TP: singleton has onClose but does not call close() (reported)

package com.example

import org.koin.core.module.dsl.onClose
import org.koin.dsl.module

class ClassA : AutoCloseable {
    override fun close() {}
}

val varOne = module {
    single { ClassA() } onClose { _ -> println("ignored") }
}
Finding reported: the cleanup callback exists but does not close the resource.

TN: singleton closes the resource in onClose (not reported)

package com.example

import org.koin.core.module.dsl.onClose
import org.koin.dsl.module

class ClassA : AutoCloseable {
    override fun close() {}
}

val varOne = module {
    single { ClassA() } onClose { it?.close() }
}
No finding: the singleton definition registers cleanup that closes the resource.

TN: singleton returns a non-AutoCloseable type (not reported)

package com.example

import org.koin.dsl.module

class ClassB

val varOne = module {
    single { ClassB() }
}
No finding: the created type does not implement AutoCloseable or Closeable.

Edge: multiple definitions in one module method (report only the leaking one)

package com.example

import org.koin.core.module.dsl.onClose
import org.koin.dsl.module

class ClassA : AutoCloseable {
    override fun close() {}
}

class ClassB : AutoCloseable {
    override fun close() {}
}

val varOne = module {
    single { ClassA() }
    single { ClassB() } onClose { it?.close() }
}
Only the ClassA definition is reported.

Edge: classpath-provided AutoCloseable type created in target module (reported)

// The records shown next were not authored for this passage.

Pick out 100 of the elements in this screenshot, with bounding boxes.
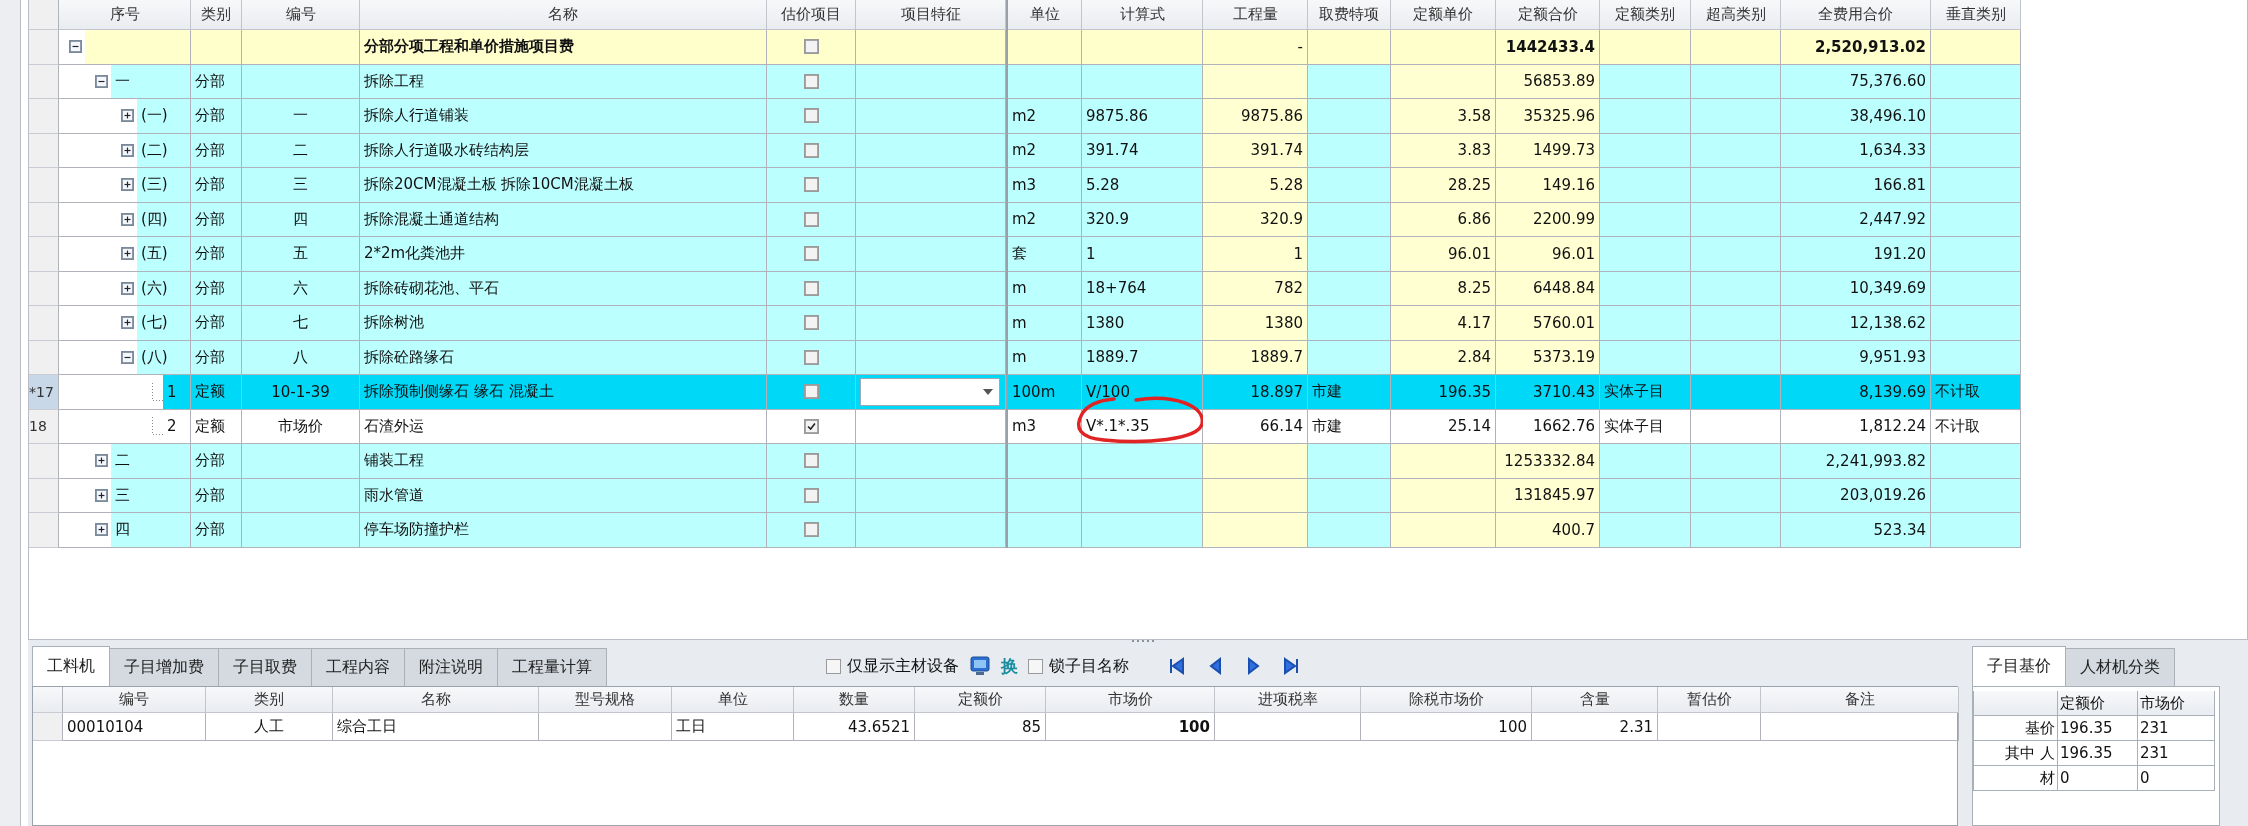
checkbox-label[interactable]: 锁子目名称 — [1049, 655, 1129, 677]
table-cell: 拆除预制侧缘石 缘石 混凝土 — [360, 375, 767, 410]
tab[interactable]: 子目增加费 — [109, 648, 219, 686]
expand-toggle-icon[interactable] — [94, 488, 108, 502]
table-cell: 5373.19 — [1496, 340, 1600, 375]
expand-toggle-icon[interactable] — [120, 247, 134, 261]
table-cell: 8.25 — [1391, 271, 1496, 306]
table-cell: 综合工日 — [333, 713, 539, 741]
expand-toggle-icon[interactable] — [120, 281, 134, 295]
checkbox[interactable] — [803, 487, 819, 503]
table-cell: 400.7 — [1496, 513, 1600, 548]
checkbox[interactable] — [803, 280, 819, 296]
expand-toggle-icon[interactable] — [120, 212, 134, 226]
table-cell: 28.25 — [1391, 168, 1496, 203]
table-cell: 四 — [111, 513, 190, 547]
row-header[interactable] — [29, 64, 59, 99]
column-header: 定额价 — [2058, 691, 2138, 716]
table-cell: 2,520,913.02 — [1781, 30, 1931, 65]
collapse-toggle-icon[interactable] — [68, 40, 82, 54]
row-header[interactable] — [29, 30, 59, 65]
checkbox[interactable] — [803, 108, 819, 124]
table-cell: 分部分项工程和单价措施项目费 — [360, 30, 767, 65]
checkbox[interactable] — [803, 177, 819, 193]
table-cell: 75,376.60 — [1781, 64, 1931, 99]
checkbox[interactable] — [803, 246, 819, 262]
table-cell: 分部 — [191, 99, 242, 134]
column-header: 项目特征 — [856, 0, 1006, 30]
row-header[interactable]: *17 — [29, 375, 59, 410]
table-cell: (二) — [137, 133, 190, 167]
column-header: 名称 — [333, 687, 539, 713]
row-header[interactable] — [29, 99, 59, 134]
row-header[interactable] — [29, 133, 59, 168]
checkbox[interactable] — [803, 384, 819, 400]
table-cell: 166.81 — [1781, 168, 1931, 203]
row-header[interactable] — [29, 168, 59, 203]
table-cell: 分部 — [191, 513, 242, 548]
tab[interactable]: 附注说明 — [404, 648, 498, 686]
table-cell: 320.9 — [1082, 202, 1203, 237]
checkbox[interactable] — [803, 453, 819, 469]
first-page-icon[interactable] — [1167, 656, 1187, 676]
table-cell: 100 — [1361, 713, 1532, 741]
checkbox-label[interactable]: 仅显示主材设备 — [847, 655, 959, 677]
checkbox[interactable] — [803, 315, 819, 331]
table-cell: 拆除砖砌花池、平石 — [360, 271, 767, 306]
expand-toggle-icon[interactable] — [120, 109, 134, 123]
tab[interactable]: 工程量计算 — [497, 648, 607, 686]
feature-dropdown[interactable] — [860, 377, 1000, 406]
row-header[interactable] — [29, 444, 59, 479]
column-header: 定额类别 — [1600, 0, 1691, 30]
row-header[interactable]: 18 — [29, 409, 59, 444]
checkbox[interactable] — [803, 142, 819, 158]
checkbox[interactable] — [803, 418, 819, 434]
tab[interactable]: 子目基价 — [1972, 646, 2066, 686]
column-header: 计算式 — [1082, 0, 1203, 30]
column-header: 单位 — [1008, 0, 1082, 30]
column-header: 定额价 — [915, 687, 1046, 713]
table-cell: 1662.76 — [1496, 409, 1600, 444]
monitor-icon[interactable] — [969, 655, 991, 677]
table-cell: 2.84 — [1391, 340, 1496, 375]
checkbox[interactable] — [803, 211, 819, 227]
checkbox[interactable] — [826, 658, 841, 674]
table-cell: 拆除工程 — [360, 64, 767, 99]
tab[interactable]: 工料机 — [32, 646, 110, 686]
row-header[interactable] — [29, 340, 59, 375]
last-page-icon[interactable] — [1281, 656, 1301, 676]
column-header: 类别 — [191, 0, 242, 30]
row-header[interactable] — [29, 271, 59, 306]
table-cell: 分部 — [191, 478, 242, 513]
row-header: 基价 — [2025, 718, 2055, 738]
table-cell: 1889.7 — [1082, 340, 1203, 375]
splitter-grip-icon[interactable] — [1132, 640, 1154, 644]
tab[interactable]: 人材机分类 — [2065, 648, 2175, 686]
tab[interactable]: 子目取费 — [218, 648, 312, 686]
row-header[interactable] — [29, 237, 59, 272]
checkbox[interactable] — [1028, 658, 1043, 674]
collapse-toggle-icon[interactable] — [120, 350, 134, 364]
row-header[interactable] — [29, 478, 59, 513]
expand-toggle-icon[interactable] — [120, 143, 134, 157]
expand-toggle-icon[interactable] — [94, 454, 108, 468]
table-cell: 铺装工程 — [360, 444, 767, 479]
checkbox[interactable] — [803, 349, 819, 365]
checkbox[interactable] — [803, 73, 819, 89]
table-cell: 二 — [111, 444, 190, 478]
table-cell: 分部 — [191, 64, 242, 99]
table-cell: 拆除混凝土通道结构 — [360, 202, 767, 237]
table-cell: 3.83 — [1391, 133, 1496, 168]
collapse-toggle-icon[interactable] — [94, 74, 108, 88]
expand-toggle-icon[interactable] — [120, 316, 134, 330]
checkbox[interactable] — [803, 39, 819, 55]
expand-toggle-icon[interactable] — [94, 523, 108, 537]
row-header[interactable] — [33, 713, 63, 741]
column-header: 含量 — [1532, 687, 1658, 713]
tab[interactable]: 工程内容 — [311, 648, 405, 686]
row-header[interactable] — [29, 202, 59, 237]
table-cell: 1253332.84 — [1496, 444, 1600, 479]
row-header[interactable] — [29, 513, 59, 548]
row-header[interactable] — [29, 306, 59, 341]
expand-toggle-icon[interactable] — [120, 178, 134, 192]
table-cell: 391.74 — [1203, 133, 1308, 168]
checkbox[interactable] — [803, 522, 819, 538]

If the target module constructs a dependency class that implements AutoCloseable, the rule reports it when the definition omits onClose, even if the resource class itself comes from the classpath.

Output

  • Report one finding per leaking Koin singleton definition chain.
  • Message must be actionable: Koin singleton in <class>.<method><descriptor> creates AutoCloseable resource <resource-type> but does not close it in onClose; add onClose { it?.close() } or manage the resource lifecycle outside Koin.
  • Location is reported at the enclosing method logical location and, where available, the source line of the singleton definition call.

Performance considerations

  • Analysis is bounded by the instruction count of Kotlin-compiled analysis target methods plus bounded type-hierarchy checks for candidate resource classes.
  • No CFG traversal or inter-procedural analysis is required.
  • Traversal order must be deterministic: classes in analysis-target order, methods in declaration order, instructions in bytecode offset order.

Acceptance criteria

  1. Reports when an analysis target method contains a Koin single(...) or single$default(...) definition whose lambda constructs and returns an AutoCloseable/Closeable type without a matching onClose callback.
  2. Reports when the onClose callback exists for that definition chain but does not call close().
  3. Does not report when the callback calls close() on the resource.
  4. Does not report when the definition constructs a non-AutoCloseable type.
  5. Does not report classpath-only module code.
  6. Supports resource types defined in analysis targets or classpath dependencies, as long as their type hierarchy shows AutoCloseable/Closeable.
  7. Covers TP, TN, and edge cases in tests.
  8. Produces deterministic finding order and count across repeated runs.
  9. Keeps @Suppress-style suppression unsupported and does not add non-JSpecify annotation semantics.